Before becoming CEO in 2014, van Beurden was head of downstream at Shell, which he had joined in 1983.

According to Reuters’ sources, Shell has shortlisted four potential candidates to succeed van Beurden. These include Wael Sawan, currently Integrated Gas, Renewables and Energy Solutions Director at Shell; Huibert Vigeveno, Shell’s Downstream Director, Shell’s chief financial officer Sinead Gorman; and Shell’s Upstream Director Zoe Yujnovich.

Sawan is the front-runner to succeed van Beurden, although Shell’s board succession committee, which should pick the next CEO, hasn’t made any decision yet, one of the sources told Reuters.

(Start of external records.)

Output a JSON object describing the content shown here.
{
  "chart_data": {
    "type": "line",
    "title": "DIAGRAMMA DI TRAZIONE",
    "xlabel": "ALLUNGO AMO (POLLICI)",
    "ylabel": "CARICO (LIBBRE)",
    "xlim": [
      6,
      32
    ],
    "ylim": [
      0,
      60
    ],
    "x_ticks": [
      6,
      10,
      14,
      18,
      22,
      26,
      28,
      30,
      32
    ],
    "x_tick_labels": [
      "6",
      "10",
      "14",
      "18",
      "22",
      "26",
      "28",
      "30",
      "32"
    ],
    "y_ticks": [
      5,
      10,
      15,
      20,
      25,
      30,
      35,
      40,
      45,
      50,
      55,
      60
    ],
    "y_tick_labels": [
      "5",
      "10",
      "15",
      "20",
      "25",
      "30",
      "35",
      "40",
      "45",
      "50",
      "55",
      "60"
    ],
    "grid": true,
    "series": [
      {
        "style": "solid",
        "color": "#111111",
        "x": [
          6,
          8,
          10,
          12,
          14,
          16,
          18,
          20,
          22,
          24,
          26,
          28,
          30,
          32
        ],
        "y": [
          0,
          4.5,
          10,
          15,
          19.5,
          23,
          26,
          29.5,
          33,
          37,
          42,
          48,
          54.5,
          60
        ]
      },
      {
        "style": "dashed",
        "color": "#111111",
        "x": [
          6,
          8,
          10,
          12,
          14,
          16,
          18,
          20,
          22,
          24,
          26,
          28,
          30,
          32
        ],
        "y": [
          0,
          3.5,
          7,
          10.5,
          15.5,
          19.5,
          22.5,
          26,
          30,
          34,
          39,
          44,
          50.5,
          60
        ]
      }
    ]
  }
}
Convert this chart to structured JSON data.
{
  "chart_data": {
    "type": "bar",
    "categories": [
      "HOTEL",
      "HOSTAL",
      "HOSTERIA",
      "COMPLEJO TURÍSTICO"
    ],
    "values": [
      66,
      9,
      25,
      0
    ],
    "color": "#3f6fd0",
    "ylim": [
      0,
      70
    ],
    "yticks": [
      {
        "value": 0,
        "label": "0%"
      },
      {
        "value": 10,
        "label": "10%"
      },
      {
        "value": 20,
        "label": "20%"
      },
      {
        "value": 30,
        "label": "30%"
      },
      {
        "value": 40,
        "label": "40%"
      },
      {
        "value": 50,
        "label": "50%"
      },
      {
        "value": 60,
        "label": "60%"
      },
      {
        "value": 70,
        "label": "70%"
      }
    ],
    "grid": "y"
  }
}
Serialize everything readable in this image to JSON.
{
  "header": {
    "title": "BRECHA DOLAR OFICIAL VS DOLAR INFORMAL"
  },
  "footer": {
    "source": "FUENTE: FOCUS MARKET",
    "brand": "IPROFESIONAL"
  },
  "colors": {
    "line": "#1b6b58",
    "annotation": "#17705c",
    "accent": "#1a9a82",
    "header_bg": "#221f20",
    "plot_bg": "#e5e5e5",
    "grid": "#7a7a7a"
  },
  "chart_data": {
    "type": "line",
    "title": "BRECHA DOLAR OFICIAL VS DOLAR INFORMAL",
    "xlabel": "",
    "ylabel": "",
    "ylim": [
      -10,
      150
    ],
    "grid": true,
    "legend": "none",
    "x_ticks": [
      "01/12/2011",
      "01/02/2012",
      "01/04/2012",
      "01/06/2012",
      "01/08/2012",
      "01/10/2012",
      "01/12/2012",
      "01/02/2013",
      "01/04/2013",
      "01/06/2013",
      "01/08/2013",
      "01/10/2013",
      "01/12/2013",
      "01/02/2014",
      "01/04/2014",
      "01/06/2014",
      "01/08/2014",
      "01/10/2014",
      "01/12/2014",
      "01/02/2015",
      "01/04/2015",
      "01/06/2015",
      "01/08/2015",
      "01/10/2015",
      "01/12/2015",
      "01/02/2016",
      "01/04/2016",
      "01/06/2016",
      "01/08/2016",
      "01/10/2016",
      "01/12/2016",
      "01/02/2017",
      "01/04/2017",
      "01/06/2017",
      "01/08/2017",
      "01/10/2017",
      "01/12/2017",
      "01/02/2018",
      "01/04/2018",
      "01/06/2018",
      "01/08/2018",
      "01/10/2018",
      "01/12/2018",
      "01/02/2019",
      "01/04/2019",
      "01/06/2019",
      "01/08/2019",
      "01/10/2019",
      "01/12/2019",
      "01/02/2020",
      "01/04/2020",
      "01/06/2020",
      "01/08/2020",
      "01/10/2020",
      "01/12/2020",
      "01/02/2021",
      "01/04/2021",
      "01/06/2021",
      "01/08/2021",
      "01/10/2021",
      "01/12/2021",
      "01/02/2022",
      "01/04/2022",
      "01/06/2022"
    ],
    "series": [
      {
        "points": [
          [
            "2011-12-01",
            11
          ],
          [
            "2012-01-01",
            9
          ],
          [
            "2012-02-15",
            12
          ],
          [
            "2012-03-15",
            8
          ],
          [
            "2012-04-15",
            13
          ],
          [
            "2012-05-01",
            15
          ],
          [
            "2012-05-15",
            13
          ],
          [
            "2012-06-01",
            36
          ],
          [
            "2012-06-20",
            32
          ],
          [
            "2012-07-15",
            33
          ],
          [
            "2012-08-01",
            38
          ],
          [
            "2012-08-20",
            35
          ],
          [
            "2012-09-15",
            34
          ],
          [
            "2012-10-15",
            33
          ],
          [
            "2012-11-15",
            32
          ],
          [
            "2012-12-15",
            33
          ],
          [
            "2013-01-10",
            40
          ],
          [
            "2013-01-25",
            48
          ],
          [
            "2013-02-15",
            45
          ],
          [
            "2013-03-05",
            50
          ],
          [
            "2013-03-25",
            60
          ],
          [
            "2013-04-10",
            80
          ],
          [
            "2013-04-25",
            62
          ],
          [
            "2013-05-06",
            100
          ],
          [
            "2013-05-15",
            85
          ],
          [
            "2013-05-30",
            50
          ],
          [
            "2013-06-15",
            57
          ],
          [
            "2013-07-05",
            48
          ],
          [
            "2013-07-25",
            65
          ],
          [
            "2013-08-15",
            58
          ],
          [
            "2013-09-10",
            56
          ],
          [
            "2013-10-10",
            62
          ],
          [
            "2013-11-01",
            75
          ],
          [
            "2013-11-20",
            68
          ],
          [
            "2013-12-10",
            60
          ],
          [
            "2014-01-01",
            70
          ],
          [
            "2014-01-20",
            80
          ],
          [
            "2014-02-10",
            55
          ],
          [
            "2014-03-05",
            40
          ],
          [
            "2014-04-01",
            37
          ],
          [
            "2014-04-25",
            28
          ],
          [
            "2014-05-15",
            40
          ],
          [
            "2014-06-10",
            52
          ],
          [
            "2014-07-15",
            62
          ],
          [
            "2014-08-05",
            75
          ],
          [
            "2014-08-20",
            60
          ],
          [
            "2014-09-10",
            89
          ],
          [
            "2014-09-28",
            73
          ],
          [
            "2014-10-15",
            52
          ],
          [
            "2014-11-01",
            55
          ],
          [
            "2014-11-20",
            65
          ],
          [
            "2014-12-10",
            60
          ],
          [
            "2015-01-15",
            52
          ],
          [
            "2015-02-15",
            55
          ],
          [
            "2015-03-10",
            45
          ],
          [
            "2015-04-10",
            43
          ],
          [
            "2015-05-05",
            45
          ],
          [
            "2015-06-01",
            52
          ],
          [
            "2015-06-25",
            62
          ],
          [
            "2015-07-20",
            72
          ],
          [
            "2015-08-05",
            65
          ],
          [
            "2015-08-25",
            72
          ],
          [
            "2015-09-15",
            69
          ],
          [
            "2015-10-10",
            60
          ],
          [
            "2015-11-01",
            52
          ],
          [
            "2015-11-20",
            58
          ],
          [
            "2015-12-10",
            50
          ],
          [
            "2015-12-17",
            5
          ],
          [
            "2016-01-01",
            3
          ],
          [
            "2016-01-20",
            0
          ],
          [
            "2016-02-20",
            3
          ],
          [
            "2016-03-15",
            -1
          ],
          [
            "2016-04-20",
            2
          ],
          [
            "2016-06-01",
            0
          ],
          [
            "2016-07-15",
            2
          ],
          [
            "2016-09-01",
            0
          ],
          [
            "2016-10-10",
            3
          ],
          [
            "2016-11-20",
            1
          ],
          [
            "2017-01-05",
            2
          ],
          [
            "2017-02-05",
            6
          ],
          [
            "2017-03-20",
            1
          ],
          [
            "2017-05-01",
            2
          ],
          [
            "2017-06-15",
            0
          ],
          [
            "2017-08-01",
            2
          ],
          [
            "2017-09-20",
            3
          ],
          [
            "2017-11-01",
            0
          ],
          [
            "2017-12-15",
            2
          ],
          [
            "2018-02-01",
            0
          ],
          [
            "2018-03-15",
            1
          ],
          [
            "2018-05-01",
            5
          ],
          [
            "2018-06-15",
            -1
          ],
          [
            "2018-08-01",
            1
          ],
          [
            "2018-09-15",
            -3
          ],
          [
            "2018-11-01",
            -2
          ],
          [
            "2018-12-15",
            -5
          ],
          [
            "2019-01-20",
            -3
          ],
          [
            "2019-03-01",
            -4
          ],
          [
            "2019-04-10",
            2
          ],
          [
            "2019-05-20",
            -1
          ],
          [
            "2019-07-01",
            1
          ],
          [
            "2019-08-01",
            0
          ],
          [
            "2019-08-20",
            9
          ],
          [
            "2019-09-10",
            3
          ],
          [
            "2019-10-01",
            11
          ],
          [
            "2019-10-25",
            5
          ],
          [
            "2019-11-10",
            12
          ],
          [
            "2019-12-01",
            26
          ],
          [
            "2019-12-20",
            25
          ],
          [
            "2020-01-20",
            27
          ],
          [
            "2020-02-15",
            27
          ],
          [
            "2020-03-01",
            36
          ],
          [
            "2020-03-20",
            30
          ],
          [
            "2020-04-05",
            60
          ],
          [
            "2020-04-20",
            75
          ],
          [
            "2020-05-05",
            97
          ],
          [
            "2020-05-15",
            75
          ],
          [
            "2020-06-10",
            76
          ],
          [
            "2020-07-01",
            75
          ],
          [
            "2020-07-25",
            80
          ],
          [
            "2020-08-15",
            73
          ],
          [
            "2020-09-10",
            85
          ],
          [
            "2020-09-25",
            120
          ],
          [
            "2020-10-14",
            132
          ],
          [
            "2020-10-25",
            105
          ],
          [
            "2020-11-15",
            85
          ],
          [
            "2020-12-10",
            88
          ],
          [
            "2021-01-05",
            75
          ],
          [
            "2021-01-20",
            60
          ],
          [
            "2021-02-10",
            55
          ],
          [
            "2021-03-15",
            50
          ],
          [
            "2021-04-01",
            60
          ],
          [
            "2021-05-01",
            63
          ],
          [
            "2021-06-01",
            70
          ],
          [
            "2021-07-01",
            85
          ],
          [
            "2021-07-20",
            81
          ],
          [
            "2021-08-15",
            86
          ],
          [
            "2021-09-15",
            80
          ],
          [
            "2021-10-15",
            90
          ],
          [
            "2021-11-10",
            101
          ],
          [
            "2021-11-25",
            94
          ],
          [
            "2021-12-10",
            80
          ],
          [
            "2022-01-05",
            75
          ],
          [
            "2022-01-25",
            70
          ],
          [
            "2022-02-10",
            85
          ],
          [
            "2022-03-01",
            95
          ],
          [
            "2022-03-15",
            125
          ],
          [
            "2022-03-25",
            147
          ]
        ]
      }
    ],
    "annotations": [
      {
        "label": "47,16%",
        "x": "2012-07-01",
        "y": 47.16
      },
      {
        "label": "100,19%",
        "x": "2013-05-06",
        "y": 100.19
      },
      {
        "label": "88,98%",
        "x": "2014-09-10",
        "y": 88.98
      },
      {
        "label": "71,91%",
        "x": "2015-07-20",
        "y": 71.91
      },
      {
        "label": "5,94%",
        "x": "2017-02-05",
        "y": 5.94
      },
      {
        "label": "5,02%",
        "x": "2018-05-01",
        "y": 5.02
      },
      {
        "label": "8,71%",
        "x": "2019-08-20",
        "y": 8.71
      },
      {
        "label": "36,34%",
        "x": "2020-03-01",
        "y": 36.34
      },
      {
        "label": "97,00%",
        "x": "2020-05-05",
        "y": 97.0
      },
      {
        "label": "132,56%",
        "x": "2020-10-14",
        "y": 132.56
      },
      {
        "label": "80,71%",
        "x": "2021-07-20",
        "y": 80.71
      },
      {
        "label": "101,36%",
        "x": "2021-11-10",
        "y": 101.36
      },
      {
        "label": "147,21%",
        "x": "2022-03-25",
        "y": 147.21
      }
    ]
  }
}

Whoever the next CEO is, they will have to manage the company through the energy transition and will likely feel even more pressure than van Beurden to speed up emissions reductions and targets at Shell, while keeping shareholders happy with dividend growth.

Most recently, Shell reported another record in quarterly earnings – its second record-setting quarter in a row – as oil and gas prices surged and refining margins spiked. Following the record results, Shell announced a share buyback program of $6 billion, which is expected to be completed by the third-quarter 2022 results announcement.

“With the current energy sector outlook and subject to Board approval, shareholder distributions are expected to remain in excess of 30% of cash flow from operating activities,” Shell said at the end of July.